L’annonce a pourtant produit l’effet désiré sur le plan médiatique. À la faveur d’articles titrés « le gouvernement abroge les permis de gaz de schiste », les militants impliqués dans le débat ont poussé sur les réseaux sociaux un long ouf de soulagement toute la journée du lundi 3 octobre. Un peu rapide.
Car en réalité 61 autres permis d’exploration gaziers et pétroliers en vigueur en France, ouvrent la voie aux gaz de schiste et autres hydrocarbures non conventionnels. Au plan du droit, ils s’intitulent, formellement, « permis exclusifs de recherche de mines d’hydrocarbures liquides ou gazeux ». Autrement dit, des autorisations d’aller rechercher tout combustible volatile ou poisseux, à quelques profondeurs et dans quelque état que ce soit, depuis la classique poche de gaz jusqu’aux forages destructeurs à des kilomètres de profondeur.
Quand elles déposent leur volumineux dossier au ministère pour obtenir un permis, les compagnies pétrolières et gazières exposent par le menu les opérations qu’elles souhaitent mener sur place : profondeur des forages, méthode d’extraction, emprise au sol des plateformes, etc. Un document tamponné par la direction générale de l’énergie et du climat. Seule cette note d’intention archivée dans un tiroir de cette administration énonce clairement si oui ou non la société compte aller chercher des gaz de schiste.
Or, pour déterminer le bienfondé des permis, la loi votée le 13 juillet ne prévoit de vérifications entre la réalité des explorations et le contenu de cette note d’intention qu’a posteriori. Il suffit pour le moment à chaque société, de jurer, la main sur un rapport, qu’elle ne pratiquera pas de fracturation hydraulique.
Or le double discours est déjà pour certaines sociétés une spécialité. Telle Toréador, administrée par le frère de Julien Balkany elle avait essayé en mars dernier de décourager une manifestation prévue en Seine-et-Marne contre l’exploration des huiles de schiste en diffusant auprès des habitants des tracts assurant qu’il ne s’agissait là que d’exploration pétrolière « classique ». Une version dont OWNI avait révélé le peu de sérieux dans les documents transmis aux actionnaires de Toréador, prévoyant d’exploiter des couches profondes (le « thème liasique », couche géologique à plus de 2 000 mètres de profondeur où du gaz peut être emprisonné dans le schiste) et de « produire des réservoirs » dans le Bassin parisien. Une expression désignant dans l’industrie pétrogazière la première fracturation hydraulique sur un gisement.

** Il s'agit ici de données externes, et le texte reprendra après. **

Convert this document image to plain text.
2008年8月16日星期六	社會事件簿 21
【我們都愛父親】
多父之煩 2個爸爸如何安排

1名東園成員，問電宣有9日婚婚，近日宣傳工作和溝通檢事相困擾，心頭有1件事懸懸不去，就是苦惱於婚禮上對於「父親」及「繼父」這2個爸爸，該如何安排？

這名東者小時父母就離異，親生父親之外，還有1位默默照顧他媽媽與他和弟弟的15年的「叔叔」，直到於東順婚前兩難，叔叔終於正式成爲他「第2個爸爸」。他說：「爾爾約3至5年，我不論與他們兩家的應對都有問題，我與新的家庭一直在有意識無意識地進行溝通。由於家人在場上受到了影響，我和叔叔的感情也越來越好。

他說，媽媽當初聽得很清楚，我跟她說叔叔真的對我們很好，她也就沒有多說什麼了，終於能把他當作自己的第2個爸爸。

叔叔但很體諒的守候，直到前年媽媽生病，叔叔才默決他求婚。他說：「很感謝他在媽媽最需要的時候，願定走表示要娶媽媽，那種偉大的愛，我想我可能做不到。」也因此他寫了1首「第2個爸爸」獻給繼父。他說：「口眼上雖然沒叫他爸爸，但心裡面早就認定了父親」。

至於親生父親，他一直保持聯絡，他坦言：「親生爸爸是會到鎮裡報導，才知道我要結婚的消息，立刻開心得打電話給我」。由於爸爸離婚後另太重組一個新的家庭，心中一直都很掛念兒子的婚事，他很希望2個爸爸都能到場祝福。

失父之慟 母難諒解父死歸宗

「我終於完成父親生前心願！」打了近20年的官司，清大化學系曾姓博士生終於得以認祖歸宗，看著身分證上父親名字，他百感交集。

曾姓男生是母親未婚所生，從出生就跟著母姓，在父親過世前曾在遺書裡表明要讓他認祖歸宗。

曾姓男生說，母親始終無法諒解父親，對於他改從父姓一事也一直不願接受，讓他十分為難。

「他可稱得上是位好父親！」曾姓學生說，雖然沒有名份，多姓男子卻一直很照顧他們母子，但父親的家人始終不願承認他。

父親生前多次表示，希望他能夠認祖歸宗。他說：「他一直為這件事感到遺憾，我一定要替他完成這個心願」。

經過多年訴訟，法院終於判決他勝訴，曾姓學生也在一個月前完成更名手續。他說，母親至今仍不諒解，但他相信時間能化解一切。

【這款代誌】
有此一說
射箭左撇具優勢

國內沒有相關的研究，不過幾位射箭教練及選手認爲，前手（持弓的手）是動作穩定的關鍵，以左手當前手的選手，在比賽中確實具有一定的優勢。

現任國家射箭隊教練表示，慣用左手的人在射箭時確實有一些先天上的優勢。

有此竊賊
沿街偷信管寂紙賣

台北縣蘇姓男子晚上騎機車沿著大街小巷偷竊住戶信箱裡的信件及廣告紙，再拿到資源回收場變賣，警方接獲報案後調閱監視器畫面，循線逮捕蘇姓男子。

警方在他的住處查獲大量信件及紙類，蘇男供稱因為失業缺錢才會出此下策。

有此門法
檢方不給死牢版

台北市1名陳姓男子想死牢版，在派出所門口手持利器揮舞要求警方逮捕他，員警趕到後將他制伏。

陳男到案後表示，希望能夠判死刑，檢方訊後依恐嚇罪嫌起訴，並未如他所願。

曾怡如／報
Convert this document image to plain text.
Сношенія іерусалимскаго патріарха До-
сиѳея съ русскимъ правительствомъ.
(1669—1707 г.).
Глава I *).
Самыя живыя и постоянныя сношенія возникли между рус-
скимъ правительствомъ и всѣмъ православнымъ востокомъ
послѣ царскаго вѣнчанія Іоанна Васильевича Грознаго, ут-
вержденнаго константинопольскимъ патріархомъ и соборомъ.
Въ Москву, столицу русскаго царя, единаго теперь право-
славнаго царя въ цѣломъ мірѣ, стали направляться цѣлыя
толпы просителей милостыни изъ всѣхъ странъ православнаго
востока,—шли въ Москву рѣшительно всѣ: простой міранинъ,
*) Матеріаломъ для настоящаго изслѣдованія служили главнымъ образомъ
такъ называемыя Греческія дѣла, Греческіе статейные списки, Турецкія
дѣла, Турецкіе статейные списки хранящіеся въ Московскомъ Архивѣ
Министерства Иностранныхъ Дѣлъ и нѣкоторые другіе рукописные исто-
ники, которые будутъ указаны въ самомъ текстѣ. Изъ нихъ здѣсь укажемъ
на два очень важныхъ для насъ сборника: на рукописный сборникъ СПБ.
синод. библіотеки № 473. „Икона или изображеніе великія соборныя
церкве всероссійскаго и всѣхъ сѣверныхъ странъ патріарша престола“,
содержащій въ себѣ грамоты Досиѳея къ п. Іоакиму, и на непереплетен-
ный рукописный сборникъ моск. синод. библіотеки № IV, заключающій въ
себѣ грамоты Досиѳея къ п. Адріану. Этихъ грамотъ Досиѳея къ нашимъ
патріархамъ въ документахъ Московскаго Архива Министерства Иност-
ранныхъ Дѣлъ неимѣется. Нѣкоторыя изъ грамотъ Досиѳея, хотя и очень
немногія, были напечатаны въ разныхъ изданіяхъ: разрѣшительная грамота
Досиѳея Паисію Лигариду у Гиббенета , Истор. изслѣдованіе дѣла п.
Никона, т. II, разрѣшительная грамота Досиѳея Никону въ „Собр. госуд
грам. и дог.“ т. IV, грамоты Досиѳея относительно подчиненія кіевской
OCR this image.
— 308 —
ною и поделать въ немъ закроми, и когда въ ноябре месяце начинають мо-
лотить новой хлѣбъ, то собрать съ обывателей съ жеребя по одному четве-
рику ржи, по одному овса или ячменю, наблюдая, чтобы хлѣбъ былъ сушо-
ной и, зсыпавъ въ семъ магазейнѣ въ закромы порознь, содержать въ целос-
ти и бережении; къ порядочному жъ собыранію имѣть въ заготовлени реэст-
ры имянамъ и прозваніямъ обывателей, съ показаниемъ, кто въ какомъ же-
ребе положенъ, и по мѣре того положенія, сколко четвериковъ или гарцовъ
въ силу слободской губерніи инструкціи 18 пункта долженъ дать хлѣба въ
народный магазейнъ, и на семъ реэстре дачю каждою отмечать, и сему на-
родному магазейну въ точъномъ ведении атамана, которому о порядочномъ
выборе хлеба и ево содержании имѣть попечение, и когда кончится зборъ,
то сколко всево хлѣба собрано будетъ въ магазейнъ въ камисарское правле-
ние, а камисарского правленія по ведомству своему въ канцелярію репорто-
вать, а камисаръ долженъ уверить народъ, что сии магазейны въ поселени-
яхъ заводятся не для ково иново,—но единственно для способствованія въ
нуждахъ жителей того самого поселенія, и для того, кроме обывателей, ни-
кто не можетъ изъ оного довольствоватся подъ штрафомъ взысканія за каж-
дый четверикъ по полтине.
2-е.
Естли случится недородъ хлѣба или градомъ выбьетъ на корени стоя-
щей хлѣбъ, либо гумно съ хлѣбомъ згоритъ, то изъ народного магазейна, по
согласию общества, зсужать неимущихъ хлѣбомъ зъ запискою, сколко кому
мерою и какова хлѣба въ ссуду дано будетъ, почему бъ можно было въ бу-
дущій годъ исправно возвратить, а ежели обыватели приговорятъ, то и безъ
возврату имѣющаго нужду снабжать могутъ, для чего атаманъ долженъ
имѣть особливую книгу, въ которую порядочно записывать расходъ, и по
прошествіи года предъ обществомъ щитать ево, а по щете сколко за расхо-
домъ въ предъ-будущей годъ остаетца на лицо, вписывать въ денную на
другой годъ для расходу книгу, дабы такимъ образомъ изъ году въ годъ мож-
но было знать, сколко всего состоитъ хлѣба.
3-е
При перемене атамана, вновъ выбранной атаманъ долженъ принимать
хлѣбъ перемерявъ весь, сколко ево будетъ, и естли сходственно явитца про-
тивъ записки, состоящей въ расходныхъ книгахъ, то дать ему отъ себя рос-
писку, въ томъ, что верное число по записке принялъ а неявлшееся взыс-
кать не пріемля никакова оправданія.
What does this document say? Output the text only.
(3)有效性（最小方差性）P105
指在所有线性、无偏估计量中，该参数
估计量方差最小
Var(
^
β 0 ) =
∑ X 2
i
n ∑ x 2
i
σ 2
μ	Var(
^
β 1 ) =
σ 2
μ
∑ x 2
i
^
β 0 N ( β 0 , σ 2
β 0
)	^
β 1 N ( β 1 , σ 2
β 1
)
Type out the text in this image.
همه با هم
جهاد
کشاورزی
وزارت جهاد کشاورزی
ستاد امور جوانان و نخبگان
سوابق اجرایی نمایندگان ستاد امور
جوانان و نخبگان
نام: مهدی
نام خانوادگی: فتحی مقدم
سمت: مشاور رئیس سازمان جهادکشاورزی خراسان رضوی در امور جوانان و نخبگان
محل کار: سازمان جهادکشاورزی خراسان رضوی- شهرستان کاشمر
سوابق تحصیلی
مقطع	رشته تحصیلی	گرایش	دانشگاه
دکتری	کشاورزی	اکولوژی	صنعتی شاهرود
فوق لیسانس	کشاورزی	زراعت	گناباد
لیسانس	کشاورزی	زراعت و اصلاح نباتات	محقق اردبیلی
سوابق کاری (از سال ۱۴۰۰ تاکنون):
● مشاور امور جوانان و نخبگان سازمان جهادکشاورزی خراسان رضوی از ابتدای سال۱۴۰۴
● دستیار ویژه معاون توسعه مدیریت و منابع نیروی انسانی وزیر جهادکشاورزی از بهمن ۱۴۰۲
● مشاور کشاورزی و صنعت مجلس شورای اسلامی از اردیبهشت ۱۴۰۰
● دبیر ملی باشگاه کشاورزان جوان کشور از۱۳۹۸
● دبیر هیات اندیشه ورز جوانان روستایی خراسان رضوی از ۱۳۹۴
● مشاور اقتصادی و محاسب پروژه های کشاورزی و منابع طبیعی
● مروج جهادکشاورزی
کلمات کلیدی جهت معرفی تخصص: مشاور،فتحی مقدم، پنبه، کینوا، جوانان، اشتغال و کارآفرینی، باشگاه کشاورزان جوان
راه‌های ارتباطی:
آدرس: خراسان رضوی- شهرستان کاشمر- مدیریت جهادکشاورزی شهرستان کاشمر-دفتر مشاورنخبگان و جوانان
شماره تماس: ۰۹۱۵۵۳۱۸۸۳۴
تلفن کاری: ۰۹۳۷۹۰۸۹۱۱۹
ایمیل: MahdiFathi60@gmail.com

Mais ces réalités techniques ne semblent guère intéresser le gouvernement. La tonitruante promenade dans les Cévennes que nous organise l’Élysée tombe tout juste l’avant-veille de l’examen à l’Assemblée nationale de la proposition de loi portée par la gauche et les écologistes pour pallier les insuffisances de la première « loi sur les gaz et huiles de schiste » adoptée à la mi-juillet. En déchirant trois bouts de papiers, le Président dégonfle par avance un débat qui aurait pu empoisonner ce début de campagne. Et retire aussi de la place publique un vrai débat qui n’a toujours pas eu lieu sur les choix énergétiques de la France. Quid des autres techniques et des autres réservoirs comme le offshore profond, les gaz de houille, les schistes bitumineux… Au final, le texte voté le 13 juillet ne définit en fait pas grand chose. Pas même en quoi consiste la fracturation hydraulique.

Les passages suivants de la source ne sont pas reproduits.